Court Opinion

ID: 9845350
Source: CourtListenerOpinion
Date Created: 2023-09-24 03:19:41.297813+00
Date Added: 2024-06-11T09:16:02.067391
License: Public Domain

Walter T. Cox, III, Acting Associate Justice
(dissenting) :
I agree that simple possession of marijuana is not an act of baseness, vileness or depravity in the social duties which a man owes to his fellow man or to society in general and therefore not a crime of moral turpitude and I further agree that evidence of such conviction would be inadmissible as such; but, being of the view that no probable prejudice resulted to the defendant from the admission of the witness’s testimony, I respectfully dissent.
The entire colloquy between the Assistant Solicitor and the alibi witness concerning this question was as follows:
Assistant Solicitor: Are you the same Ray Smith that plead guilty to possession of marijuana in October, 1977.
*228Witness: Yes.
Defense Counsel: Your Honor, I object to that as irrelevant.
The Court: Objection is overruled.
The witness was one of three witnesses offered by defendant to prove that the defendant had an alibi, that he was in Miami, Florida at the time the offense occurred.
The record is clear that this particular witness was overwhelmingly impeached by the cross-examination of the Assistant Solicitor on other grounds.
Two other witnesses were offered to support the alibi. A close look at their testimony indicates a substantial lack of credibility.
The state’s case, on the other hand, consisted of the testimony of an undercover deputy sheriff wired for sound; who testified he made the purchase of marijuana from the defendant. His testimony was corroborated by another deputy sheriff who received the transmissions from the electronic surveillance equipment and by the testimony of an informer who accompanied the deputy sheriff at the time of the purchase.
Reviewing the testimony as a whole there is nothing in the record to suggest any prejudice to* the defendant as a result of these seventeen words of testimony.
Admission of testimony is largely within the discretion of the trial judge and erroneous exercise of it must be accompanied by probable prejudice to the other party in order to entitle him to a new trial for the admission of the questioned evidence. State v. Collins, 235 S. C. 65, 110 S. E. (2d) 270, 277 (1979). In view of all other properly admitted evidence, this evidence of the prior conviction is not so prejudicial as to require a new trial and its admission cannot be deemed to have denied appellant a fair trial. See *229State v. Spinks, 260 S. C. 404, 196 S. E. (2d) 313 (1973); State v. Knight, 258 S. C. 452, 189 S. E. (2d) 1 (1972).
I would distinguish Hatchett v. State, 552 S. W. (2d) 414 (Tenn. 1977) on the ground that the introduction of the prior conviction for marijuana in that case was the prior conviction of the defendant and under the facts of that case there was a substantial danger of prejudice which I do not find here.
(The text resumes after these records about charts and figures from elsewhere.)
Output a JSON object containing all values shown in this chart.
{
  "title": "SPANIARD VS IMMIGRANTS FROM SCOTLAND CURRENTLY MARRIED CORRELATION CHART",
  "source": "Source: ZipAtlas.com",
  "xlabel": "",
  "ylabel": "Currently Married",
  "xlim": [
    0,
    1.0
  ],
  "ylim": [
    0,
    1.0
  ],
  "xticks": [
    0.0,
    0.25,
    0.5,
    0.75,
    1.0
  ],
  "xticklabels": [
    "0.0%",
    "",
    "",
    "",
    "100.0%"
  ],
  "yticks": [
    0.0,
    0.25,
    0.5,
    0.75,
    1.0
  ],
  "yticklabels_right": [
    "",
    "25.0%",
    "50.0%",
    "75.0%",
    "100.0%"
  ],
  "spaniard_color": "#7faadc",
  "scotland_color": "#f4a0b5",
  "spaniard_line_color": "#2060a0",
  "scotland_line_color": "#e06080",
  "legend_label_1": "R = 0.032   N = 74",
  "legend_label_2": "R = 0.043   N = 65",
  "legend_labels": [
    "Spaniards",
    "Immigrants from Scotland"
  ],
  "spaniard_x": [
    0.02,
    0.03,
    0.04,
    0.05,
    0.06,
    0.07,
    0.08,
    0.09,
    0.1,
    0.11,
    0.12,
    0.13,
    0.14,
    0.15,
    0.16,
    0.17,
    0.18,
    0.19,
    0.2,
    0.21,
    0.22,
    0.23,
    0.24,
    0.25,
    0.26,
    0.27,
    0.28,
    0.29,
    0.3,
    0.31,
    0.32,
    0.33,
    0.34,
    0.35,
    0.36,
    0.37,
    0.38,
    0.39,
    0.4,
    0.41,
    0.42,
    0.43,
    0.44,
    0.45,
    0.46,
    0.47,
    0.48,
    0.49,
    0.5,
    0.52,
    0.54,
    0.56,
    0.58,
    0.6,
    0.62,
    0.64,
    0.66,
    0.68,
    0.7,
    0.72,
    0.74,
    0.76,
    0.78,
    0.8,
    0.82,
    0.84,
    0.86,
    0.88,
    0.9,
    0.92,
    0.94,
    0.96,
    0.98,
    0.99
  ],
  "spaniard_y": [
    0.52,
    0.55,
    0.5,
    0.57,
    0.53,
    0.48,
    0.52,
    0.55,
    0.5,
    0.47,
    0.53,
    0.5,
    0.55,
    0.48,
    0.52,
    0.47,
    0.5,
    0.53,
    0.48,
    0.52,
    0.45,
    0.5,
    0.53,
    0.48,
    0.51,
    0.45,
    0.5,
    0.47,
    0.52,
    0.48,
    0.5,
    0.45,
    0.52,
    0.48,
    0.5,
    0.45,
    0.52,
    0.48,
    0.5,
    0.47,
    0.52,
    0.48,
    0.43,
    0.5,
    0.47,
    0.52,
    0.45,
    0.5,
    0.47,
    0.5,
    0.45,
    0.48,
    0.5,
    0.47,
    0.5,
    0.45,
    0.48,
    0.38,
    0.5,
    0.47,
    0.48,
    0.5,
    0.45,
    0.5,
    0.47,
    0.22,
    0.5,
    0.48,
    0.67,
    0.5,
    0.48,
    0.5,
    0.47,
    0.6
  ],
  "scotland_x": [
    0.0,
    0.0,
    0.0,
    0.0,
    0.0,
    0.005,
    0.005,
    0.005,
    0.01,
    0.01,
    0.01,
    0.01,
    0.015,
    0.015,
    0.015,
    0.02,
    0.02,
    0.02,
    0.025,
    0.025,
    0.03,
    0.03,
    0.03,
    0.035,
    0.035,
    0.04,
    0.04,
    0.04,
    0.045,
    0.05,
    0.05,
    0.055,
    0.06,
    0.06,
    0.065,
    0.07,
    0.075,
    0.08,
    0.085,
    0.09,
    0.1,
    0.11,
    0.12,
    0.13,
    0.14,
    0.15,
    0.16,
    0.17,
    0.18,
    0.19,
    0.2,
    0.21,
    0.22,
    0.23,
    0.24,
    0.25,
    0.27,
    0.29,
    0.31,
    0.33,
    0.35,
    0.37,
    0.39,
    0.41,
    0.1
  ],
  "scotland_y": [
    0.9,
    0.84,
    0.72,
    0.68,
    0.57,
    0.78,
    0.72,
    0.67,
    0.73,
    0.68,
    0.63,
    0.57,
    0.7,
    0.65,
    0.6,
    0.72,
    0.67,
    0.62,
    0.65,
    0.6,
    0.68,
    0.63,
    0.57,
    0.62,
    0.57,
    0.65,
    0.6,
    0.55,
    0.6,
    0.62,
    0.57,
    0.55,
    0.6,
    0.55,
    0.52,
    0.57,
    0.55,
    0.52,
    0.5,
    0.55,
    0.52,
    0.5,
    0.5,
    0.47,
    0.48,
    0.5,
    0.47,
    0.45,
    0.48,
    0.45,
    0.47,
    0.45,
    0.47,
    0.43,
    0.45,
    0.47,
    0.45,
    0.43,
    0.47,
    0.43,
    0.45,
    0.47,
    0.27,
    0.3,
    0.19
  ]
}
I would further use this case to abandon the moral turpitude rule and adopt a rule which has a more objective basis. Section 16-1-10 of the South Carolina Code of Laws (1976) classifies certain crimes as felonies. I would hold that only felony convictions, not too remote in time, can be used to impeach a witness. This is consistent with the leading authorities on evidence as is reflected in the recent adoption of Rule 609(a.), Federal Rules of Evidence which provides:
For the purpose of attacking the credibility of a witness, evidence that he has been convicted of a crime shall be admitted if elicited from him or established by public record during cross-examination but only if the crime (1) was punishable by death or imprisonment in excess of one year under the law under which he was convicted, and the court determines that the probative value of admitting this evidence outweighs its prejudicial effect to the defendant, or (2) involved dishonesty or false statement, regardless of the punishment.
Accordingly, I respectfully dissent.